Hereditary angioedema (HAE) is a rare, inherited disorder that causes swelling of various parts of the body, including the hands, feet, and face. HAE can occur in people of any age, but it is most commonly diagnosed in young adults. Because HAE is so rare, many people are not as familiar with its symptoms, and it can take a long time to obtain a proper diagnosis from a health care provider. Read on to learn more about this potentially life-threatening disorder, including its causes, symptoms, and treatment options.
What is hereditary angioedema?
Hereditary angioedema (HAE) is a rare, autosomal dominant disorder caused by mutations in the C1 inhibitor gene. The C1 inhibitor protein is responsible for inhibiting the inflammatory response. However, this protein is not functional in HAE, leading to uncontrolled inflammation and edema.
HAE occurs in about 1 in 50,000 people worldwide. It can affect people of any race or age group. There are three types of HAE: type 1 (the most common), type 2, and type 3. A different gene mutation causes each type.
Symptoms of HAE include episodes of swelling in the hands, feet, abdomen, face, or airway. These episodes can occur spontaneously or be triggered by factors such as stress, exercise, or infection. HAE can also cause abdominal pain, chest pain, and difficulty breathing.

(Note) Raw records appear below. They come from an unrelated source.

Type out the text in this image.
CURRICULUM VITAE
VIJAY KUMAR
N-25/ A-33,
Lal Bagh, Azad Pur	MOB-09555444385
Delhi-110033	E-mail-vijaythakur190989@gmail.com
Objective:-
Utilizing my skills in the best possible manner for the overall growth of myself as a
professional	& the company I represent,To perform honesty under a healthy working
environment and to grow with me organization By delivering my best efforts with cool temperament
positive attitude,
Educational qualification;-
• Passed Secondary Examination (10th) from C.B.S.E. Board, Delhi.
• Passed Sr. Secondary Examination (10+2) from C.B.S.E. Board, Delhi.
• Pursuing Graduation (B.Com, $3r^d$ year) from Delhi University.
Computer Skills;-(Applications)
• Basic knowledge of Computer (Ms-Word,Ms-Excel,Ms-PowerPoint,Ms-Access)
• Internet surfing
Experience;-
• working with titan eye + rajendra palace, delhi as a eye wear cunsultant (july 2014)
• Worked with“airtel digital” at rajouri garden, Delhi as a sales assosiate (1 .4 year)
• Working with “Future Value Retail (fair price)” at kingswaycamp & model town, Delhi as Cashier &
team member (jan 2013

What risks are associated with HAE?
HAE symptoms can range from mild to severe and can last for hours or days. Some people with HAE experience repeated attacks, while others have only a few episodes over their lifetime.
If untreated, HAE attacks can last for three days or longer and can recur multiple times over the course of a month. Therefore, it is essential to see your health care provider and develop a treatment plan if you are diagnosed with or suspect you might have HAE.
How can I reduce my risk of developing HAE?
There is no one definitive answer to this question, as the risk of developing HAE can vary from person to person. However, there are several things that people can do to reduce their risk of developing HAE.
One key factor is knowing whether or not someone has a family history of the condition. If there is a known history of HAE in one’s family, then affected individuals need to be aware of the symptoms and seek medical help if any occur. In addition, some general measures can be taken to help maintain overall health and reduce the risk of developing any type of disease, such as eating a healthy diet, getting regular exercise, and avoiding smoking and excessive alcohol consumption.
What is the treatment for HAE?
There is no cure for HAE. However, treatment options are available to help reduce the frequency and severity of attacks. Several ongoing research projects are investigating new therapies for HAE, including drugs that would block bradykinin production and gene therapy approaches that would replace the missing C1 inhibitor protein.
Treatment options for HAE include:
- Acute attack treatment: If you experience an acute attack, your doctor may prescribe medications such as antihistamines and corticosteroids to help relieve symptoms. You may also need to be hospitalized if your airway is at risk of becoming blocked.
- Daily prevention therapy: Your doctor may prescribe medications such as danazol or ecallantide to help reduce the number of attacks you experience. It is crucial to take these medications as prescribed and regularly follow up with your doctor.
- Emergency self-treatment: If you are experiencing an acute attack and cannot get to a doctor right away, you can use emergency self-treatment measures such as an ice pack or cold compress on the swollen area, elevate the affected limb, and drink plenty of fluids.
Additionally, people with HAE may want to consider enrolling in a clinical trial studying new treatments for the condition. Clinical trials offer access to new and potentially lifesaving therapies before they become available to the general public.